A proposito di hijab, capi scoperti e capelli sciolti, dal libro emerge come i corpi di queste donne abbiano avuto e abbiano ancora un ruolo fondamentale.

«Purtroppo lo vediamo anche in quello che sta succedendo in Italia: il corpo delle donne è spesso uno spazio che viene occupato o viene controllato o viene devastato. Per liberare le energie delle donne serve innanzitutto che abbiano un pieno controllo del loro corpo. Molte ragazze iraniane che sono venute in Italia per studiare dicono che togliersi il velo è un modo per raddoppiarsi, per sentirsi più forti, come se ti riappropriassi completamente di te stessa e dello spazio intorno a te. Poi sappiamo che ci sono tantissime ragazze che scelgono invece di mettersi il velo. Però l'importante è che ci sia uno spazio di scelta attorno a loro, nelle famiglie, nelle scuole, nelle istituzioni, perché sia una manifestazione della loro identità, non una forma di controllo dall'alto».

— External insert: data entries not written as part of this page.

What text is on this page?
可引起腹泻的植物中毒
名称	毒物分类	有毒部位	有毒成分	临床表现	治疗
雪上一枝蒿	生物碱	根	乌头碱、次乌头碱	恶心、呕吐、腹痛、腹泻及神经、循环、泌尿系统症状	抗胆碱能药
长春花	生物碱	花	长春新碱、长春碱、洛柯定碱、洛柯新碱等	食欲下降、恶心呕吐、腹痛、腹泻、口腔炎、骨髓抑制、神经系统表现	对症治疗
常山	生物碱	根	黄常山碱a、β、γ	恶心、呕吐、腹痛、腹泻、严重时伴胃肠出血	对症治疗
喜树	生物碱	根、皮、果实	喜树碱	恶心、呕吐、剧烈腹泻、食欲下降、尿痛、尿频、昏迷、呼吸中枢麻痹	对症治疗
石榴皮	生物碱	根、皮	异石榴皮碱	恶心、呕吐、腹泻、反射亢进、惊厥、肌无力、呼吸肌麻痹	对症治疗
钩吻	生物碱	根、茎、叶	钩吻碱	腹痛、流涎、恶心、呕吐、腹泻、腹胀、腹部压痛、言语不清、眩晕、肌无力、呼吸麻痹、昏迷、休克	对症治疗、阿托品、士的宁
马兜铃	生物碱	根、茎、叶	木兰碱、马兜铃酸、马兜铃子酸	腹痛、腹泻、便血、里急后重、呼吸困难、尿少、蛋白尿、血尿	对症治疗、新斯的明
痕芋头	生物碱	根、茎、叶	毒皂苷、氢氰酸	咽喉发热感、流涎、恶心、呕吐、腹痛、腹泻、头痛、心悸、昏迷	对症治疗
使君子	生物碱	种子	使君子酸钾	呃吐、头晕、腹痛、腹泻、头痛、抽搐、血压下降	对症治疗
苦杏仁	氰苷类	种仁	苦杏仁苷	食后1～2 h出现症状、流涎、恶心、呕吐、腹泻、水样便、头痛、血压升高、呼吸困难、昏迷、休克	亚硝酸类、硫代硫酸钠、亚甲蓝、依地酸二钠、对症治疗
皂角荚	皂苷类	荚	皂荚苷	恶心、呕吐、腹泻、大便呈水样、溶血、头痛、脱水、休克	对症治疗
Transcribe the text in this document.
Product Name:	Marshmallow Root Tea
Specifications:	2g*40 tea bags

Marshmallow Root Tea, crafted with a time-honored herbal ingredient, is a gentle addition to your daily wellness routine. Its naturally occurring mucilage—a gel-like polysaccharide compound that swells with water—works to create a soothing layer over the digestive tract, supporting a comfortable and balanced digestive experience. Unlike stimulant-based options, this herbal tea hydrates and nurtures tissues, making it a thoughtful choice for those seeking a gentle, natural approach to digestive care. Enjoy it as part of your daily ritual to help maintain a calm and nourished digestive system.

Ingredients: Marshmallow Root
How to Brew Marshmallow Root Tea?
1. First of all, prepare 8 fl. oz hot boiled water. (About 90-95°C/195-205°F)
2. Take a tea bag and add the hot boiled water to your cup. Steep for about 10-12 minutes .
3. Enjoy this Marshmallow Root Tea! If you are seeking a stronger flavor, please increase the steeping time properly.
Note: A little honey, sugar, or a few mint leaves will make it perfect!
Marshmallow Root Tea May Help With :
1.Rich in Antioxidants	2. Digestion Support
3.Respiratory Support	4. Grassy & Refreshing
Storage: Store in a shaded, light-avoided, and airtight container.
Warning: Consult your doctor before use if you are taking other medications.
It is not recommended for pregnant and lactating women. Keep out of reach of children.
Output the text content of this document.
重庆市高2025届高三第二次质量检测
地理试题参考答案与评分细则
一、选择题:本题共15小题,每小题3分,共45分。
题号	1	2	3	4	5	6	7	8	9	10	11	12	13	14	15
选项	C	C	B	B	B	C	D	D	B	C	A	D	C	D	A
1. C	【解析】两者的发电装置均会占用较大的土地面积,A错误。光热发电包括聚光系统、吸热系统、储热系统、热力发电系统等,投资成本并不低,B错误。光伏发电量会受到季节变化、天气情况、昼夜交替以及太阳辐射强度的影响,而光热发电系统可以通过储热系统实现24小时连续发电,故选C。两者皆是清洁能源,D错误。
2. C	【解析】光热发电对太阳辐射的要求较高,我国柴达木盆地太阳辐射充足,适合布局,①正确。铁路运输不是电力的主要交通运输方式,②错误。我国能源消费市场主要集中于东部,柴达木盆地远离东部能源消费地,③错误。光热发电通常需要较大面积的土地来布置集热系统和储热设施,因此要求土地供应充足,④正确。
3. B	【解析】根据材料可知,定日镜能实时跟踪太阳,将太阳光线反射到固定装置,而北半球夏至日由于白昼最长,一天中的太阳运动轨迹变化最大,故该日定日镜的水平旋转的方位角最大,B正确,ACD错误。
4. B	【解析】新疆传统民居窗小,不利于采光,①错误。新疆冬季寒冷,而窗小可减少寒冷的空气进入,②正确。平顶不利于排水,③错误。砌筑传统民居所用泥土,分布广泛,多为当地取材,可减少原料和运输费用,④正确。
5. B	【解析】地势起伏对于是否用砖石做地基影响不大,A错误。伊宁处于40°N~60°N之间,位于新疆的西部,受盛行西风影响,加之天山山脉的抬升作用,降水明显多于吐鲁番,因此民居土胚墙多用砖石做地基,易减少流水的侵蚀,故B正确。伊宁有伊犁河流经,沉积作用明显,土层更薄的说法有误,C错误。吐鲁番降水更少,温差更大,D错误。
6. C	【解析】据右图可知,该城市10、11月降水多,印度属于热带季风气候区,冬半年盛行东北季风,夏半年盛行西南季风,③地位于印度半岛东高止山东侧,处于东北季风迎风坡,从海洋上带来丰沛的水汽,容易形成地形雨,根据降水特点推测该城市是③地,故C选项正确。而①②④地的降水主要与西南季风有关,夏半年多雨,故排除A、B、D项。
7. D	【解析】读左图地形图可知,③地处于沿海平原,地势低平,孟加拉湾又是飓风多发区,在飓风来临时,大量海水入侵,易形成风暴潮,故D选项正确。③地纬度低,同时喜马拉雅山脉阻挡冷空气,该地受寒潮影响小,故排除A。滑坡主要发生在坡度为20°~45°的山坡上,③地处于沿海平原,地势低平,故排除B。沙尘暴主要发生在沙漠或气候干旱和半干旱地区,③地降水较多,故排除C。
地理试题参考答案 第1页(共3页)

Per liberare le energie delle donne serve innanzitutto che abbiano un pieno controllo del loro corpo

Una parola che ricorre nel libro e per certi versi è legata all’amore è “desiderio”. C'è o dovrebbe esserci un legame tra desiderio e politica?

«I desideri sono importantissimi. Mi viene in mente quello che mi ha detto una volta una femminista storica con la quale ho lavorato agli inizi del blog del Corriere, La27ora: “Nella violenza di genere le cose cambieranno quando cambieranno i desideri degli uomini”. A me sembrava strana questa cosa dei desideri, dicevo no, prima devono cambiare le leggi, poi devono cambiare le scuole. E invece mi sono resa conto nel tempo che è assolutamente vero. Noi abbiamo sganciato completamente i desideri dalla politica e abbiamo reso la politica una specie di routine burocratica che non ci riguarda, come se la politica non potesse più rispondere ai desideri delle persone, uomini e donne di tutte le generazioni. Forse una delle ragioni per cui questo movimento in Iran ci colpisce così tanto è proprio questa equazione diretta tra desideri e politica».